After last talking to Housing Up client Asia in 2020, she and her nearly eight-year-old daughter Ayesha have continued to transform their lives. Asia and Ayesha were living in a one-bedroom apartment at Webster Gardens, one of our affordable housing communities, and were able to move into a two-bedroom apartment within Webster in October 2022. Asia said it took some time to realize she now had her own bedroom. In their last apartment, Asia gave her daughter the bedroom and divided the living room into her living space.
“To me, being a mom means in one word, I would say ‘sacrifice,’” Asia said. “I wouldn’t say you put yourself last, but you will choose your kid and their happiness over anything.”
Asia and Ayesha enjoy the programming and facilities at Webster Gardens. Ayesha likes computer time, gardening in Webster’s community garden, and coloring.

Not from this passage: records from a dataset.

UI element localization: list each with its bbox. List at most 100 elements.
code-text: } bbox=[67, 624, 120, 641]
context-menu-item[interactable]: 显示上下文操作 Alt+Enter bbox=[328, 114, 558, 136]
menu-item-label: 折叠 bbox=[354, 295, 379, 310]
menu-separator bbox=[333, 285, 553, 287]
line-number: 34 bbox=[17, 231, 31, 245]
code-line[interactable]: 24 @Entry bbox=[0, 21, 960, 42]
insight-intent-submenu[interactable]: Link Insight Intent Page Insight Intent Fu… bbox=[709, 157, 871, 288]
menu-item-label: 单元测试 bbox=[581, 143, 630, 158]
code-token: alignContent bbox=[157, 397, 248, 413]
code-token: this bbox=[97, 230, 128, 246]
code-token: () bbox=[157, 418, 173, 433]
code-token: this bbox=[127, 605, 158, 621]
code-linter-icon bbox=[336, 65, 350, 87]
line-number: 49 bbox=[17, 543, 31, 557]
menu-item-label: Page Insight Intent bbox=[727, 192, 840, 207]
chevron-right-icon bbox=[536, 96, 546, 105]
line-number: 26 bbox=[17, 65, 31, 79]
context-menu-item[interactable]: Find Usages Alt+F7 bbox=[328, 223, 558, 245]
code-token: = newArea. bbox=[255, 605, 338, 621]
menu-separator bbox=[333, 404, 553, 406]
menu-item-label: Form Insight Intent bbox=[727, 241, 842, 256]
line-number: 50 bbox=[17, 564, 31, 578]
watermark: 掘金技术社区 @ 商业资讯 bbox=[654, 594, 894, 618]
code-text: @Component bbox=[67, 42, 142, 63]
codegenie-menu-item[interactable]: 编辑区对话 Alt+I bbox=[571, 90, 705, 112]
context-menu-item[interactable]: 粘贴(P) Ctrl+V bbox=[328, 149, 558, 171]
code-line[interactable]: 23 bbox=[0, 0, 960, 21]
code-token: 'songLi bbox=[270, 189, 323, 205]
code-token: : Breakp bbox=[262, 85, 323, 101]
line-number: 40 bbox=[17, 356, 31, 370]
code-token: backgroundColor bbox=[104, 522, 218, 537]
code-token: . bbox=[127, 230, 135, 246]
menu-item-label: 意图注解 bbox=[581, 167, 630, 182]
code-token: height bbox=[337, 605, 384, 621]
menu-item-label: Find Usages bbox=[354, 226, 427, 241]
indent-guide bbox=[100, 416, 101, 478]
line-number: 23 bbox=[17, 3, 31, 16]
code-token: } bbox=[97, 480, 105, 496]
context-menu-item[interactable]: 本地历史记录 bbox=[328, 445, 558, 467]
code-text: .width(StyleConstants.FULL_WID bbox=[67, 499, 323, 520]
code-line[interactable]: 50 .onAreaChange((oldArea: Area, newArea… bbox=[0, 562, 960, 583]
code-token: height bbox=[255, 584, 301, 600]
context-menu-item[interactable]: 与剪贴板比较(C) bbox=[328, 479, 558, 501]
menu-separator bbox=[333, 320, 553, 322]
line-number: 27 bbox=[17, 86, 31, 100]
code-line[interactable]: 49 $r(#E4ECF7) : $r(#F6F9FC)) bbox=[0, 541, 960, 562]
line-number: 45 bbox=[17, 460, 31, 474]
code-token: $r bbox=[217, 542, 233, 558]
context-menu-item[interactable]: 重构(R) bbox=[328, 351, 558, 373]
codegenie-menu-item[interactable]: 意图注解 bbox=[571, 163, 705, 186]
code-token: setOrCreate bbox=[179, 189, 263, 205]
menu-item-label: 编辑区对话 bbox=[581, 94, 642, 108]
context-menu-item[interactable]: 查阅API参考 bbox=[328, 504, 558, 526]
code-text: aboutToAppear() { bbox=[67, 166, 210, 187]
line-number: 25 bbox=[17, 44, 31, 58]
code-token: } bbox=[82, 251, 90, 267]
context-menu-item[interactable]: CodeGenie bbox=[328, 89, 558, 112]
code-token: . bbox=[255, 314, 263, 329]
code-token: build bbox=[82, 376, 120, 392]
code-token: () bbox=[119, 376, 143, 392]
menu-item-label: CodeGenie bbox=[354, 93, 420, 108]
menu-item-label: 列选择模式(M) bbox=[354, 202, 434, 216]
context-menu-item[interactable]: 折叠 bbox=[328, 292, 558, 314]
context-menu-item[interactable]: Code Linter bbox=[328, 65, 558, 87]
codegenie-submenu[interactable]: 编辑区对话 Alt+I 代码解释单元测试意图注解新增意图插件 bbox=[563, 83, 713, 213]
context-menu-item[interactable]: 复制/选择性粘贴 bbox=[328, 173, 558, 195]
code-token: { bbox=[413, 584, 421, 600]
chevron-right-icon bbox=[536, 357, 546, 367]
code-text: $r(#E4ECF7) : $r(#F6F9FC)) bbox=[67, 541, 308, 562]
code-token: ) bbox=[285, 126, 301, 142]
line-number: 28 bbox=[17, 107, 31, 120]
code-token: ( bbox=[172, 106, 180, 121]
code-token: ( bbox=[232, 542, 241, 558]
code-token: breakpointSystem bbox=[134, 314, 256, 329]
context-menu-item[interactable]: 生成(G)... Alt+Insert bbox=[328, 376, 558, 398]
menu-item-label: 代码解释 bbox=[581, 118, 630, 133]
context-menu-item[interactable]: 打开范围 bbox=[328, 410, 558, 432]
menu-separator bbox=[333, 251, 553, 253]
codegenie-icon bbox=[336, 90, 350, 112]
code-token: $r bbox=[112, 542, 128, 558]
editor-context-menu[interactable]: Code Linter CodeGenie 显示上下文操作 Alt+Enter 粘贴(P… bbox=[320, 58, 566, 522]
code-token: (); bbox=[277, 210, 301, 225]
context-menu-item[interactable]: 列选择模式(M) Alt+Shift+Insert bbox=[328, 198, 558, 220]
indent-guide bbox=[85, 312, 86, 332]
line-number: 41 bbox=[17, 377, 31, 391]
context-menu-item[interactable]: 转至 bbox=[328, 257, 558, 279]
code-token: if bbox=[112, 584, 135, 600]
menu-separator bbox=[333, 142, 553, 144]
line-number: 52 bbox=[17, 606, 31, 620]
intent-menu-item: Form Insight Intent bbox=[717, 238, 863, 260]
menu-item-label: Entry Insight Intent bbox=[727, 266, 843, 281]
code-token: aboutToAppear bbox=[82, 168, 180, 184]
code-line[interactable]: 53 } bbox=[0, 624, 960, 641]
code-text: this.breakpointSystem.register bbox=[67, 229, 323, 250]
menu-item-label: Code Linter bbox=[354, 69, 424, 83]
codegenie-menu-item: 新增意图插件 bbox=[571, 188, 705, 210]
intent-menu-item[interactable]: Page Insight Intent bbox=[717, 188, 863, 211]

“She can have friends and do activities right in the facility, right downstairs, so I like that,” Asia said about having resident services programming accessible in their apartment building.
Asia grew up poor in Milwaukee, Wisconsin, and when asked about the power of safe and affordable housing, she paused and said she might get emotional. She described how it enabled her to “break the generational curse of poverty.”
“When I was growing up, I never thought that I, I can say woman now, but a girl of color, could live in DC in a neighborhood like this in whatever the opposite of dysfunctional is,” Asia said. “I had a chance to prove to myself, and to anybody else, it is possible to break the generational curse of poverty. I’m not a millionaire, but my kid can be happy. I can come and go, and go to the grocery store down the street, the doctor’s office is right there, you know, live normal.”
Asia is looking forward to finishing her schooling in aesthetics this fall and hopes to work in a clinical setting under a dermatologist. She now has her drivers license and feels like she has grown as a person in her home.